System Architecture:

  • Trajectory Analyzer captures agent observations and actions, builds a graph of visited UI elements, and scores them.
  • Payload Generator (a meta‑LLM with few‑shot prompts) produces candidate malicious instructions conditioned on the target objective and the selected UI element.
  • Execution Engine runs the target web agent against the modified web pages inside The Zoo, exposing both DOM and visual channels.
  • Refinement Module employs a policy‑gradient method to update the generation policy based on success signals.

Experimental Setup:

  • Web Applications: Four representative sites (e‑commerce, forum, CMS, email client) deployed in The Zoo.
  • Agents: Three configurations—DOM‑based, visual‑only, and cloud‑hosted agents—each driven by a different LLM (Claude‑2, GPT‑4, Llama‑2).
  • Adversarial Objectives: Ten goals covering confidentiality (data exfiltration), integrity (unauthorized actions), and availability (task disruption).

Results:

  • MUZZLE discovered 37 distinct IPI attacks across the four apps, many of which were not captured by prior manual or static methods.
  • Two cross‑application attacks were identified, where a payload injected in one service compromised credentials used by another service.
  • One agent‑tailored phishing scenario demonstrated that MUZZLE can synthesize a convincing phishing page that tricks the agent into submitting user credentials.
  • On average, each successful attack required 3.2 refinement iterations and completed within ≈12 minutes of wall‑clock time per application, showing practical scalability.

Key Insights:

  • Leveraging the agent’s own execution trace to prioritize injection points yields far higher attack yield than naïve exhaustive scanning.
  • Multi‑step, context‑aware payloads are essential; many successful attacks required chaining actions (login → comment → data leak).
  • Adaptive refinement dramatically improves success rates in a noisy, dynamic web environment where static payloads often fail.

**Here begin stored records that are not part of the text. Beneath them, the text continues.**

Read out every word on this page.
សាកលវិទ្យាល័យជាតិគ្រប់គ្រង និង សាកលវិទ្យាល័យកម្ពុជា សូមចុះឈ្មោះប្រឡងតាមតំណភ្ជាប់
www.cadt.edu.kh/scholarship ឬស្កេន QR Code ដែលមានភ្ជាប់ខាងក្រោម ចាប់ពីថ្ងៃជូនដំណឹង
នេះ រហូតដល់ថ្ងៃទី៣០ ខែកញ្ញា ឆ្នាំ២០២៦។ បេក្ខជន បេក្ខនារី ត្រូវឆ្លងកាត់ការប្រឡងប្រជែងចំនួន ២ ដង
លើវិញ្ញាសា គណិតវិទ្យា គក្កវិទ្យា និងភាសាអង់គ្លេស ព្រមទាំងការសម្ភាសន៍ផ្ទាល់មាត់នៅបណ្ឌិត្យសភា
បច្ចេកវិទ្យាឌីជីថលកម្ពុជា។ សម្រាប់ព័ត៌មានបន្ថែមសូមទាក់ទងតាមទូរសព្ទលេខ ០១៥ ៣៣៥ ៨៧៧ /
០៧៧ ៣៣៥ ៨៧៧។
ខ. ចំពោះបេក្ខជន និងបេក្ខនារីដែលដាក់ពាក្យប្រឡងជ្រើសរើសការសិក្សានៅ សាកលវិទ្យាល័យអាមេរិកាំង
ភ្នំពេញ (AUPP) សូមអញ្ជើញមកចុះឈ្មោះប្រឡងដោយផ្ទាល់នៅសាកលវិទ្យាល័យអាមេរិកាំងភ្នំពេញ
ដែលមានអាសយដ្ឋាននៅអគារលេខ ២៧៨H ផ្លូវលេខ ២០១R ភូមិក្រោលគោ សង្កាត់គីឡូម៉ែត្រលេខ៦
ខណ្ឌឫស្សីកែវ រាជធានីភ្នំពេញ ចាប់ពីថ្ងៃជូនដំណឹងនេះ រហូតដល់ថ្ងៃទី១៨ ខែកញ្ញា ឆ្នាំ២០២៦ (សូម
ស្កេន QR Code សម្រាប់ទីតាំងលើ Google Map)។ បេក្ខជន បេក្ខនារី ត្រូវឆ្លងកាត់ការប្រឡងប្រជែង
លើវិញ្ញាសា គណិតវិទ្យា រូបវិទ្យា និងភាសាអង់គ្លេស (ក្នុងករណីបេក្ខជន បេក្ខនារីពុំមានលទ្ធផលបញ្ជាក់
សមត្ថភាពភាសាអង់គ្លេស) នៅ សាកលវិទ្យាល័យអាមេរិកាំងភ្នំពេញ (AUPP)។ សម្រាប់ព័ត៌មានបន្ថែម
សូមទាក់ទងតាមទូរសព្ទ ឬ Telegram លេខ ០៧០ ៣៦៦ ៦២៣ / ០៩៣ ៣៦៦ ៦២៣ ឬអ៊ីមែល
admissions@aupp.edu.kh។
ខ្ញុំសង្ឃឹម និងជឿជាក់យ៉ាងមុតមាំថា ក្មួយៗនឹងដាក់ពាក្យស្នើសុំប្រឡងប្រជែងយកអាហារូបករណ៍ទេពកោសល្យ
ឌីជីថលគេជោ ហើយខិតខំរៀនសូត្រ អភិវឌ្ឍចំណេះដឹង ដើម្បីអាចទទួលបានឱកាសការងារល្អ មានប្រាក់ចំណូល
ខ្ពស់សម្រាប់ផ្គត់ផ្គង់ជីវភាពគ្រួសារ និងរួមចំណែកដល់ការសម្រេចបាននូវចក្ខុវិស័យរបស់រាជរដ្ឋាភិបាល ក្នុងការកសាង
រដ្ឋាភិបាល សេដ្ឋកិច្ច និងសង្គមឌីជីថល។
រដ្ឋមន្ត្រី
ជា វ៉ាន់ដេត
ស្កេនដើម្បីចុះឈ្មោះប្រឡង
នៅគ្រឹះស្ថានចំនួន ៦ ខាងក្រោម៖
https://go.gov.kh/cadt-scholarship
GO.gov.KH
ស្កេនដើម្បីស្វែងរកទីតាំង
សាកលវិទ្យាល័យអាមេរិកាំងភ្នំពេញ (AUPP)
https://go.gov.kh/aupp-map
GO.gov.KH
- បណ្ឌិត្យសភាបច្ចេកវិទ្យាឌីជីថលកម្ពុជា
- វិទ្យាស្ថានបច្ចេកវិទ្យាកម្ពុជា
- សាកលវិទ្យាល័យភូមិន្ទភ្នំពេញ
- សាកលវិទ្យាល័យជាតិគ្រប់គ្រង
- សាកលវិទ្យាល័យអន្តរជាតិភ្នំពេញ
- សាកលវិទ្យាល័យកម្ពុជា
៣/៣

Limitations & Future Work:

  • MUZZLE currently focuses on agents that process DOM or structured visual data; pure image‑only agents need additional perception modules.
  • The payload generator can be thwarted by strong system‑prompt filters or runtime defenses; future work should explore adversarial prompt generation that bypasses such mitigations.
  • The set of adversarial objectives is fixed; extending to long‑term, stealthy exfiltration or privilege‑escalation scenarios is an open direction.
  • Scaling to real‑world internet‑scale deployments (with network latency, CAPTCHAs, anti‑bot measures) will require further engineering.

Conclusion:
MUZZLE establishes a new paradigm for automated security assessment of LLM‑driven web agents. By integrating trajectory‑based surface selection, adaptive multi‑step payload synthesis, and a feedback‑driven refinement loop within a reproducible sandbox, it uncovers a richer set of IPI vulnerabilities—including cross‑application and phishing attacks—than prior static approaches. The framework’s modularity and model‑agnostic design make it a promising foundation for future research, industry red‑team operations, and the development of robust defenses against indirect prompt injection in autonomous web agents.